Yeah. I mean I know that the litigation was a huge chunk of your guys operating expenses. Now that was like pretty much the main part?

Tom Lacey

Analyst

Okay.

Unidentified Analyst

Analyst

And I know you guys touched about it a little bit. I know that -- you guys revenue, you guys were saying that it’s pretty episodic. But another estimates for Q1 ‘15 are actually pretty good, I think like in the 80s. Is that what you guys are seeing or you guys are hoping for?

Tom Lacey

Analyst

Yeah.
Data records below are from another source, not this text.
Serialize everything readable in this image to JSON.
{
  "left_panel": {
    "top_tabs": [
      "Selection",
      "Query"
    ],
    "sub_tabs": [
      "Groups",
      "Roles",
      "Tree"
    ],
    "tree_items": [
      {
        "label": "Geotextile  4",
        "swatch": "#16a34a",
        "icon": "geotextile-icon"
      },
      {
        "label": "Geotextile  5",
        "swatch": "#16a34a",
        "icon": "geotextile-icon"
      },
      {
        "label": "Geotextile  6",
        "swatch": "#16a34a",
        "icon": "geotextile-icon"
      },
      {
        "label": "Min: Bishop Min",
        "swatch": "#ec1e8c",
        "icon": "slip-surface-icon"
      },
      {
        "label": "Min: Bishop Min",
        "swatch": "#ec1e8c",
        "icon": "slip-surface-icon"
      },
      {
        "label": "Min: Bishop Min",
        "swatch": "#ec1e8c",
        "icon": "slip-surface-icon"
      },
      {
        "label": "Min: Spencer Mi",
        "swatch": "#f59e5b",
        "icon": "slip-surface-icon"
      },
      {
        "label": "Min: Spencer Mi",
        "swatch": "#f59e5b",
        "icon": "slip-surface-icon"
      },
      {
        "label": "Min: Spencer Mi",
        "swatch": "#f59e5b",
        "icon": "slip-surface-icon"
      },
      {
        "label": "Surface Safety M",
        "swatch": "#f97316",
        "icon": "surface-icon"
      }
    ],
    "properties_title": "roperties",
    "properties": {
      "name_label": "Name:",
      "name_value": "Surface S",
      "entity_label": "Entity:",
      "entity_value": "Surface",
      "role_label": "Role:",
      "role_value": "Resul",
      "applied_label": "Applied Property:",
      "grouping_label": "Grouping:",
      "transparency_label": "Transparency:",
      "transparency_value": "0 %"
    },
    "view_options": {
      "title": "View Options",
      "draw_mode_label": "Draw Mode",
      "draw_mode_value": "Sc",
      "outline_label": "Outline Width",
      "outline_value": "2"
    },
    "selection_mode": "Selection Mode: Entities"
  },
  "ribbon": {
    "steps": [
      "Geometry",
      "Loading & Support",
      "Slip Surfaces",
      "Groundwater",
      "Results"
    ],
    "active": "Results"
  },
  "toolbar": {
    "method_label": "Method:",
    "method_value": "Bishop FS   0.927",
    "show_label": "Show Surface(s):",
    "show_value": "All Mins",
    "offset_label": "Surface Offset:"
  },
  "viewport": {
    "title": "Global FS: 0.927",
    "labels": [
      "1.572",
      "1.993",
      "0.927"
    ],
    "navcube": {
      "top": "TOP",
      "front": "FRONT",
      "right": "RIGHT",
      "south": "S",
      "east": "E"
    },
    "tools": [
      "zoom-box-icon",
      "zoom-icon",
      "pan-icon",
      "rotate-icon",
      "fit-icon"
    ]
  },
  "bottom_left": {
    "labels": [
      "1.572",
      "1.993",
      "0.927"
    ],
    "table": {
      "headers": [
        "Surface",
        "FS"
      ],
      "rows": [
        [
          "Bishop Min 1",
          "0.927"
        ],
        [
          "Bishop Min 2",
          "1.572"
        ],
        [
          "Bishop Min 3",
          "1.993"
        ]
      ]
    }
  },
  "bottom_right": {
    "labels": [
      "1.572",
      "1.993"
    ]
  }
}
We gave the estimates of 78 to 80. So we’re -- the part of that is $47 million from ASC. So that’s the episodic fees. And I’m guiding the episodic just in this instance because we’ve already publicly release that that’s a settlement that we’ll have. And so we don’t breakout the remainder of it but there is -- I think what you’re getting out is that episodic tends to be lumpy and that’s absolutely true. And it’s difficult to forecast to be honest with you. So with the recurring revenue, I’ve given that guideline for the year because we have visibility to it. And the episodic revenue, it’s lumpy and in this instance, we know when it occurs for this next quarter.

Unidentified Analyst

Analyst

All right, guys. So guys, thanks so much. You guys are making me a lot of money. Keep it up.

Tom Lacey

Analyst

Thank you.

Operator

Operator

At this time, we have no additional audio questions. I’ll turn the call back over to Mr. Lacey.

Tom Lacey

Analyst

I’m glad we’re making Carlos happy. John, thank you. So just in summary, thanks again for your interest in Tessera. We very much appreciate you spending the time to learn more about our company. In summary, we’re extremely proud that the turnaround is complete and that we have a strong financial foundation from which to continue to grow our company. I hope we were able to convey to you today that we’re as optimistic as ever about the growth prospects of our company. And those of who you are on the West Coast who wanted to get away from the tough Eastern weather, word on upcoming conferences. We’re going to be participating in the Roth Technology conference in Southern California, the week of March 9th. And we certainly hope to see some of you there. Thanks again for joining us and we look forward to speaking with you again during our first quarter update. Thanks again.